Apesar de cada enzima de restrição ter uma sequência própria de ligação de enzima para enzima, podem ser criados os mesmos fins protuberantes a partir de enzimas diferentes. Para além desta característica importante, devemos salvaguardar a actividade “polindrómica” destas enzimas. Isto é, independentemente da orientação da cadeia de DNA (5’-3’ ou 3’-5’) o corte será feito sempre na mesma zona (sequência de nucleótidos específica).

Podem procurar mais informação em: T.A. Brown: Genomes 3, Garland Science.

DNA’s Polimerases

Enzimas que formam fragmentos de DNA a partir de um molde pré-existente, por complementaridade de bases.

Estas, dependem dos primers (iniciadores moleculares) : oligonucléotidos de 20 nucleótidos de cadeia dupla, ao qual a enzima polimerase se liga para começar a sintetizar a nova molécula.

[Desenhar Primer]: Como o primer se liga, por complementaridade de bases à molécula de DNA imediatamente logo ao local a copiar, podemos elaborar um primer (conjugando os pares de bases) para que este se ligue a uma sequência específica, imediatamente antes da sequência de interesse.

As polimerases só constroem do 5'-3', respeitanto sempre o antiparalelismo característico da molécula de DNA.

Podemos dividir as Polimerases em dois tipos: as que não tem a capacidade de corrigir erros de montagem e as que possuem actividade exonucleásica:

· As primeiras, Polimerase 5'-3': só tem a capacidade de sintetizar a molécula, não podendo assim corrigir algum erro associado ao processo;

· As que possuem actividade exonucleásica podem ser divididas em dois tipos:

• 3'-5' actividade exonucleásica: montam do mesmo lado que desmontam (proofreading). Isto é, montam e verificam (avançam ou reparam)! Sempre que ocorre um erro é eliminado nucleótido a nucleótido.
• 5'-3' actividade exonucleásica: a correcção ocorre no lado oposto à montagem! Isto é, a enzima primeiro monta e depois retorna ao inicio para corrigir possíveis erros! O erro leva ao corte de uma sequência de nucleótidos.

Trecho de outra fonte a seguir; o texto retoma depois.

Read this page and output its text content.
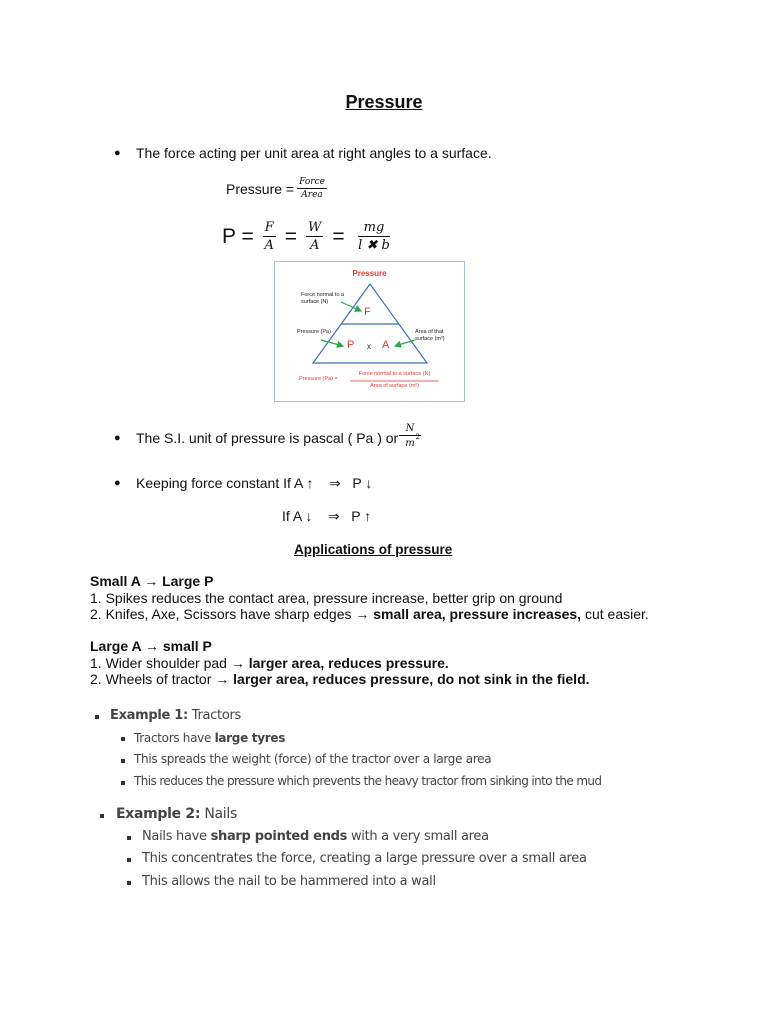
Pressure
● The force acting per unit area at right angles to a surface.
Pressure = $\frac{\text{Force}}{\text{Area}}$
$P = \frac{F}{A} = \frac{W}{A} = \frac{mg}{l ✖ b}$
Pressure
Force normal to a surface (N)
Pressure (Pa)	Area of that surface (m²)
F
P x A
Pressure (Pa) =
Force normal to a surface (N)
Area of surface (m²)
● The S.I. unit of pressure is pascal ( Pa ) or
N
m
2
● Keeping force constant If A ↑    ⇒   P ↓
If A ↓    ⇒   P ↑
Applications of pressure
Small A → Large P
1. Spikes reduces the contact area, pressure increase, better grip on ground
2. Knifes, Axe, Scissors have sharp edges → small area, pressure increases, cut easier.
Large A → small P
1. Wider shoulder pad → larger area, reduces pressure.
2. Wheels of tractor → larger area, reduces pressure, do not sink in the field.
Example 1: Tractors
Tractors have large tyres
This spreads the weight (force) of the tractor over a large area
This reduces the pressure which prevents the heavy tractor from sinking into the mud
Example 2: Nails
Nails have sharp pointed ends with a very small area
This concentrates the force, creating a large pressure over a small area
This allows the nail to be hammered into a wall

A última actividade exonucleástica não tem interesse na engenharia genética e nas técnicas de DNA recombinante, uma vez que a cadeias nucleótidica criada seria prontemente degradada pela acção da enzima.

Alguns exemplos de Polimerases:

Polimerase I (E. Coli): apresenta as actividades exonucleásica 3'-5' e 5'-3'! Não é de grande utilidade para as técnicas de engenharia genética (devido à ultima actividade exonucleásica).

Klenow Polimerase: A enzima apresenta a subunidade que lhe confere a actividade exonucleásica 5-3 clivada, desactivando esta função. Como tal, torna-se perfeitamente aplicável as técnincas de eng. Genética.

Sequenase: utilizadas na técnica de sequênciação de DNA;

Taq Polimerase: proveninentes do Thermophilus Aquaticus, um extremófilo, apresenta uma enorme capacidade de resistência a temperaturas de desnaturação! É utilizada no PCR, por preservar a sua funcionalidade mesmo em altas temperaturas.

Podem procurar mais informação em: T.A. Brown: Genomes 3, Garland Science.